If you are a scientist, a teacher, a university student or a parent, you need to read this book.Eileen Pollack crystallises so many unspoken ideas, zeroing in on some deep set problems in how we teach ideas, differentiate between boys and girls, and train the next generation of scientists and engineers. This book is full of stories of tragedy and lost opportunity in physics and astronomy - an unflinching indictment on me and all my colleagues who love this field and who claim to want to pass that excitement onto others. However, there is hope for the future, both in the small things we can all do to mentor and encourage, and in the deep societal changes needed to meet the challenges of the future.
C**H
Explains Some of My Own Experiences
I am a pharmacologist who is just a few years older than the author. I couldn't put the book down. I identified with so many of her experiences and outcomes. She helped me put so many of my own life experiences in perspective. Now my daughter is beginning her career in science, and I left the book with her. I hope it will help her feel that she is not alone, when she is the only woman in the room. Yes, maybe attitudes have changed in academia, but maybe they are just more subtle.
J**K
An important read for parents, teachers, and scientists.

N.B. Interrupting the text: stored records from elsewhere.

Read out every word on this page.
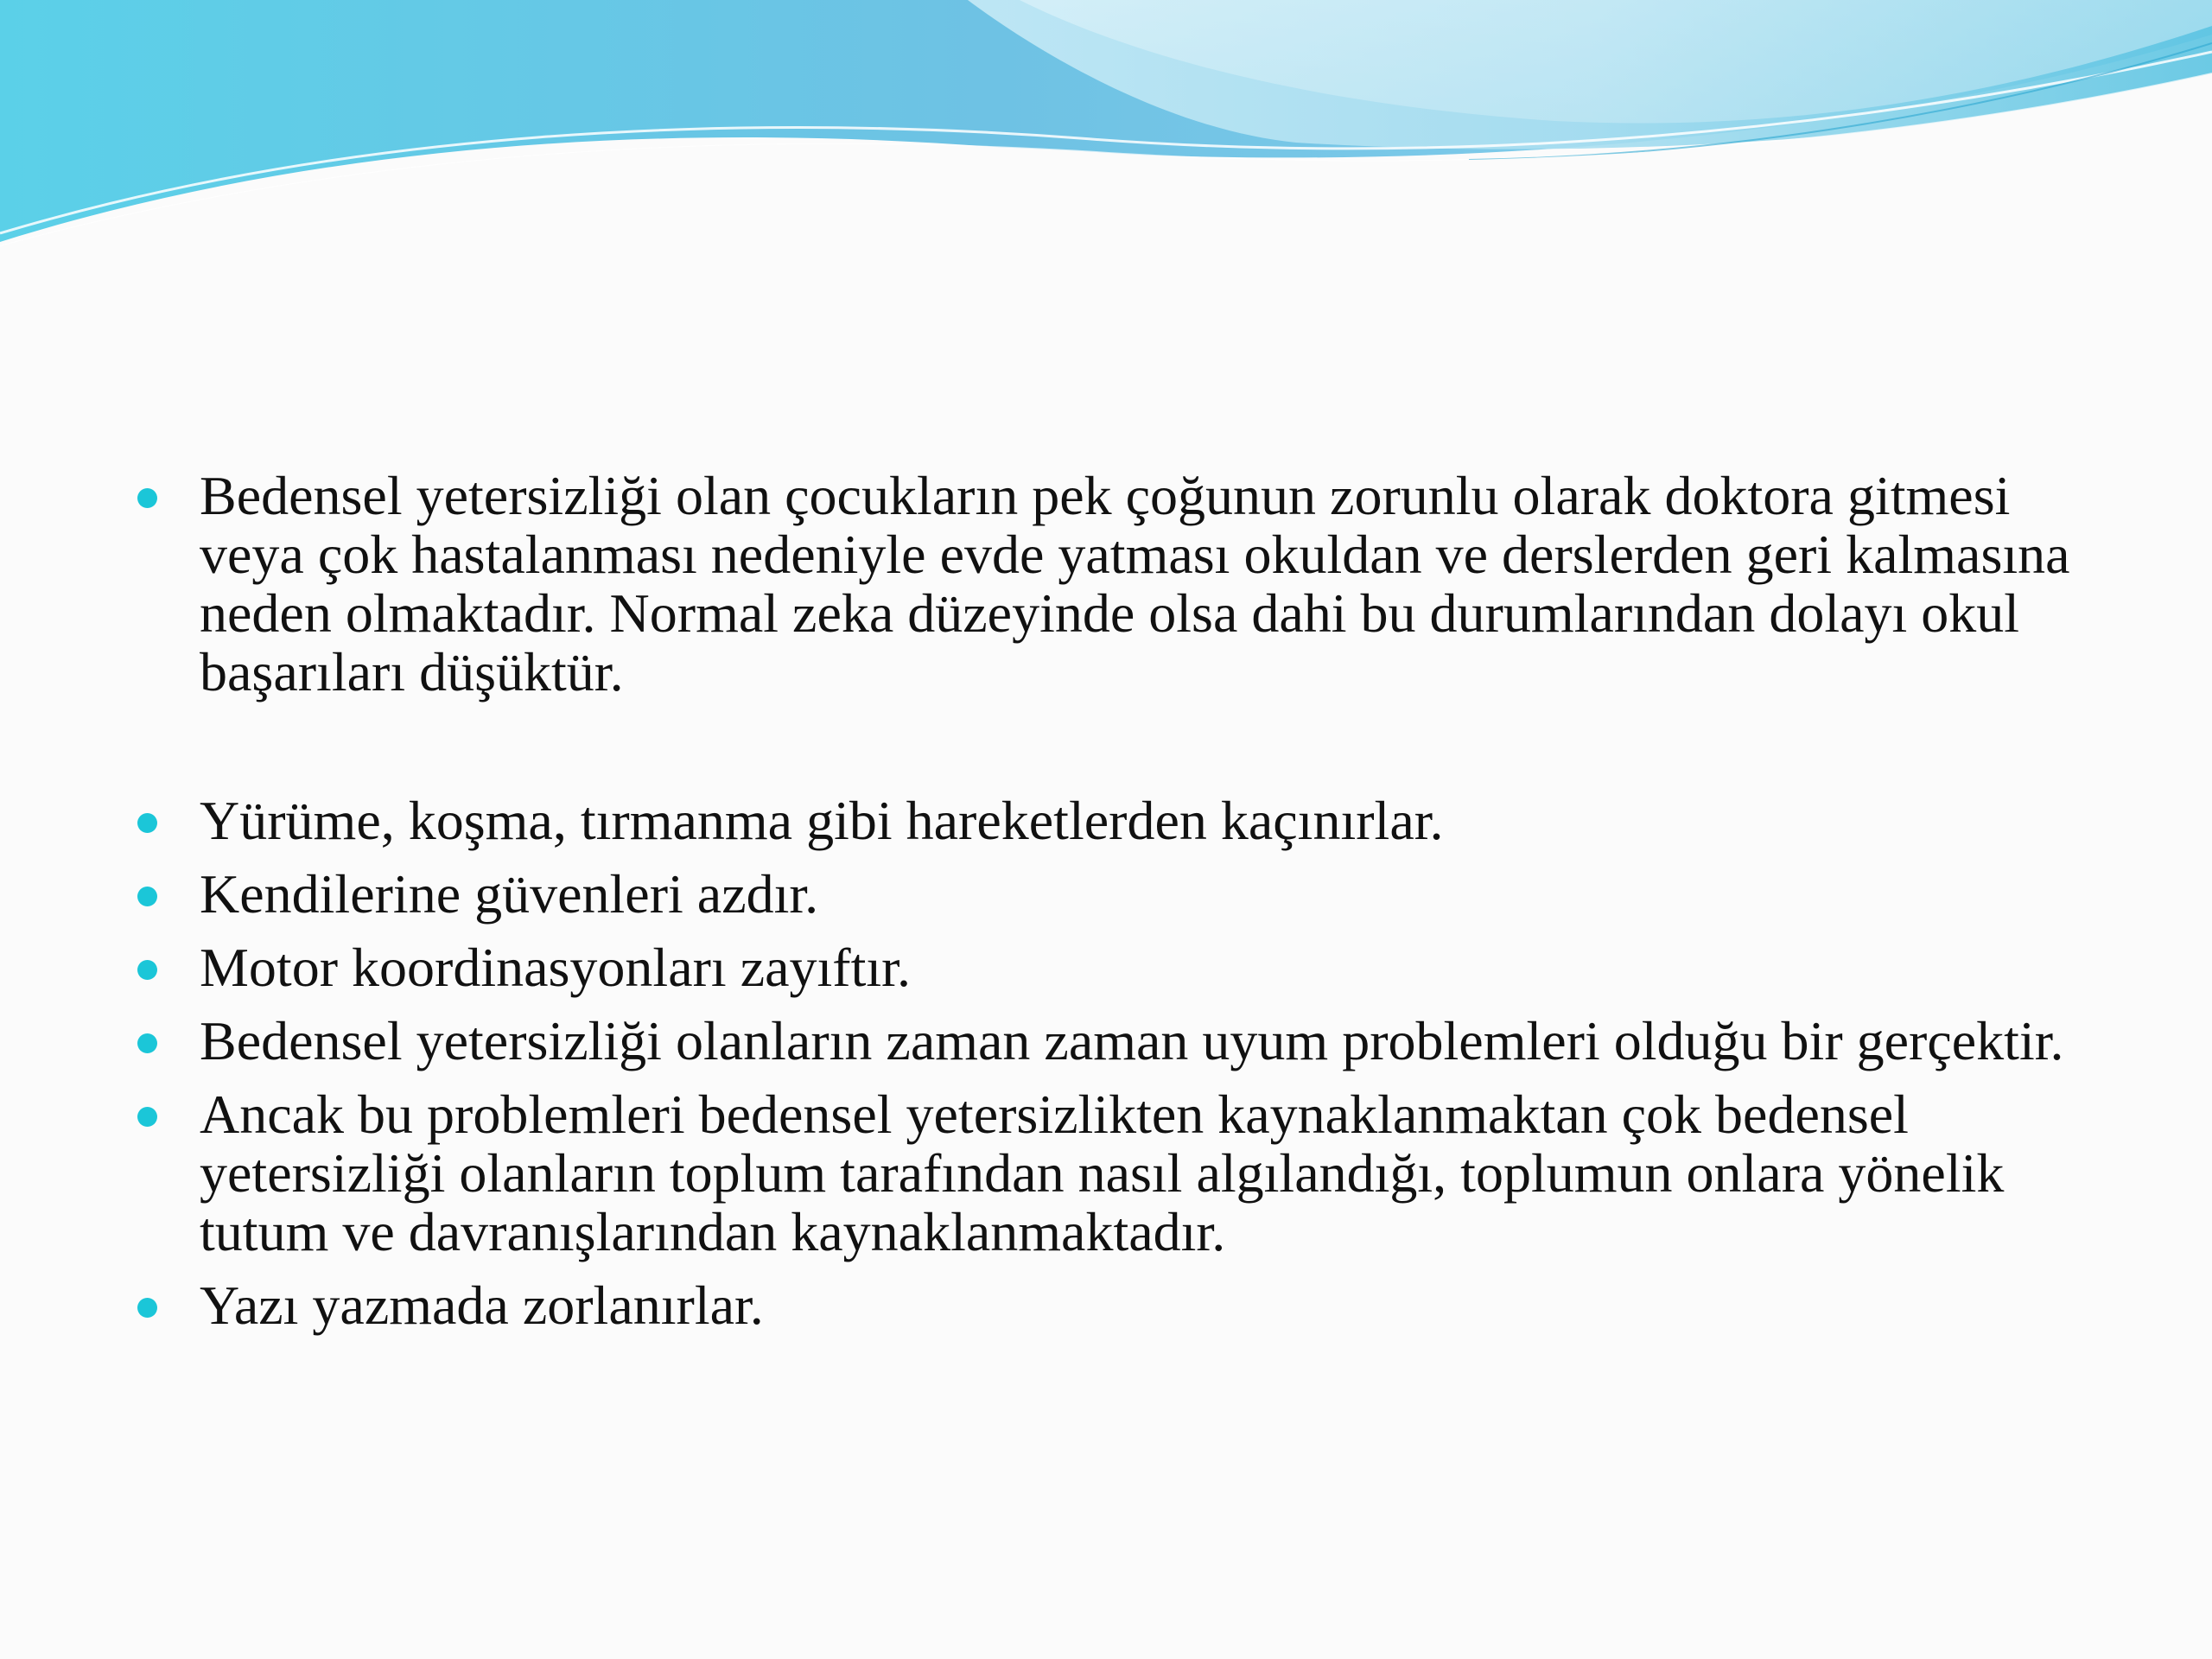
Bedensel yetersizliği olan çocukların pek çoğunun zorunlu olarak doktora gitmesi veya çok hastalanması nedeniyle evde yatması okuldan ve derslerden geri kalmasına neden olmaktadır. Normal zeka düzeyinde olsa dahi bu durumlarından dolayı okul başarıları düşüktür.
Yürüme, koşma, tırmanma gibi hareketlerden kaçınırlar.
Kendilerine güvenleri azdır.
Motor koordinasyonları zayıftır.
Bedensel yetersizliği olanların zaman zaman uyum problemleri olduğu bir gerçektir.
Ancak bu problemleri bedensel yetersizlikten kaynaklanmaktan çok bedensel yetersizliği olanların toplum tarafından nasıl algılandığı, toplumun onlara yönelik tutum ve davranışlarından kaynaklanmaktadır.
Yazı yazmada zorlanırlar.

T,his is an important book for anyone involved in education, science or being a parent. Me. Pollack lays out in a painfully personal way the real affects of bias in the academic science and math fields. It is well worth the time.
D**E
Courageous Recounting of A Woman College Days at Yale
Eileen Pollack has written a courageous and highly personal agonizing account of her undergraduate days as a physics major at Yale. Her experiences with indifferent to sexist professors bites. My own student days at UPenn, years earlier, were the same: discouragement and outright misogyny. Few of us escaped without scars. No wonder we went west. Pollock's memoir is a challenge to change: support young women.
L**T
She tells it like is is!
I read this in one sitting. She does a great job of demonstrating how unconscious bias affected her life and how it is still operational. I laughed out loud in many places! I am older than she is, and am a retired physician, and although my experiences were not as awful as many of hers, I could empathize.
K**N
So Good
Since I started reading this book I have had a hard time putting it down. Even when I'm not reading it, Im thinking about when I can read it again. The subject is fascinating to me and the authors story was interesting. As a female in a male dominated field, I appreciated the sentiment behind this book.
C**D
Want to give women more power?
This presents the facts and how changes MAY happen. It reminds me of the book Smart Girls Marry Money by Daniela Drake, MD. The fact is the percentage of women in business and in science means we have to follow the money. Facts don't lie. Teach your daughters science from an early age.